Anecdotal evidence supports Field’s supposition. Best Buy shared photos of long lines outside its Minnetonka, Minn., store where CEO Hubert Joly greeted customers on Black Friday eve (see photo, top), while Walmart’s chief merchandising officer Steve Bratspies said the discounter’s multichannel chops and compelling offers drew “millions of customers who shopped our stores and online” and bought “tens of millions of televisions, video game consoles, movies and toys and turkeys” post Thanksgiving.

Meanwhile, within the tech specialty channel, at least one dealer is reporting record business at its showrooms. Video & Audio Center (VAC), the Los Angeles-based chain, said a constant stream of customers led to the best Thanksgiving and Black Friday weekend in the company’s 36-year history.

“Storefront was very, very, very strong, beyond our expectations,” observed corporate director and chief technologist Tom Campbell. “We expected to see an increase, but not like this.”

What’s more, VAC drew holiday traffic without the benefit of low-end lures like $18 DVD players, Campbell said. Instead, the chain offered “fabulous buys on top-tier product,” which helped make 4K TV “the star of the show.” Top sellers included Sony OLED and Z series sets, LG OLED displays and Samsung QLED TVs, while smart watches sold out and wireless speakers performed phenomenally, he noted.

Ultra HD TV was “the star” of Black Friday for both specialty and mass merchant chains. Seen here: a Walmart customer loads up his Black Friday spoils.

Ultra HD TV was “the star” of Black Friday for both specialty and mass merchant chains.
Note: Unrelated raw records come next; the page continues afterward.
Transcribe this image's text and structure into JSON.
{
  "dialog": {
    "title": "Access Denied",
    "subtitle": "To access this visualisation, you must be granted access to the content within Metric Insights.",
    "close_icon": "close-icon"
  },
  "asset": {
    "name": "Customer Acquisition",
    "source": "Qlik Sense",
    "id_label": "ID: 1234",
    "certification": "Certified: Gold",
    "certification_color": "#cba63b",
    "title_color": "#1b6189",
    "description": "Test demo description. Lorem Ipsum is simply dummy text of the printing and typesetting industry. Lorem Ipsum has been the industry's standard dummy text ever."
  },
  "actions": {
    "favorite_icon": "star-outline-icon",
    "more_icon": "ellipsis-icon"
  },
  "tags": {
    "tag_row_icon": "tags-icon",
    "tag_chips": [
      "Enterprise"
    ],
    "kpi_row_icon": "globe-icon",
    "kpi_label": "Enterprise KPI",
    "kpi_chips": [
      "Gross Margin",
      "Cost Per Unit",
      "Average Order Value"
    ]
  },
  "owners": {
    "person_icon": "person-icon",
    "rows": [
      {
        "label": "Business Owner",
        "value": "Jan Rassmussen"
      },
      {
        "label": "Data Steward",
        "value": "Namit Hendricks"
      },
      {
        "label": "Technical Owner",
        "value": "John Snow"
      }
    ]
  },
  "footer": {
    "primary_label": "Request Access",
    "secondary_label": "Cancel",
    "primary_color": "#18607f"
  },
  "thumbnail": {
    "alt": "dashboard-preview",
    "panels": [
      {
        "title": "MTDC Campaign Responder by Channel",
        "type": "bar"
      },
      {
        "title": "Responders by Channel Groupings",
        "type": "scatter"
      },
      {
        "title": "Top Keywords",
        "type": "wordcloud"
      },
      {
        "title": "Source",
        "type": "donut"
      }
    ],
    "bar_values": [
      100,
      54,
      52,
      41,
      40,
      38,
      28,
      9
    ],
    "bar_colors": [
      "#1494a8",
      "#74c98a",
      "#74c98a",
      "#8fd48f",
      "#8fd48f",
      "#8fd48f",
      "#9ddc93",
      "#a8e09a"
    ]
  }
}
Seen here: a Walmart customer loads up his Black Friday spoils.

Campbell attributed the record results to rising consumer confidence and stock prices, as well as VAC’s year-round message of tech leadership as conveyed through newspaper, radio and TV ads.

“People are in a good mood to spend, particularly on tech,” he added. “I think it’s going to be a record fourth quarter.”

That very well could be, ShopperTrak suggested, with eight of the 10 busiest shopping days still ahead for storefront retail. Those include a rare four Saturdays in December, with the last one, Dec. 30, falling just two days before Christmas.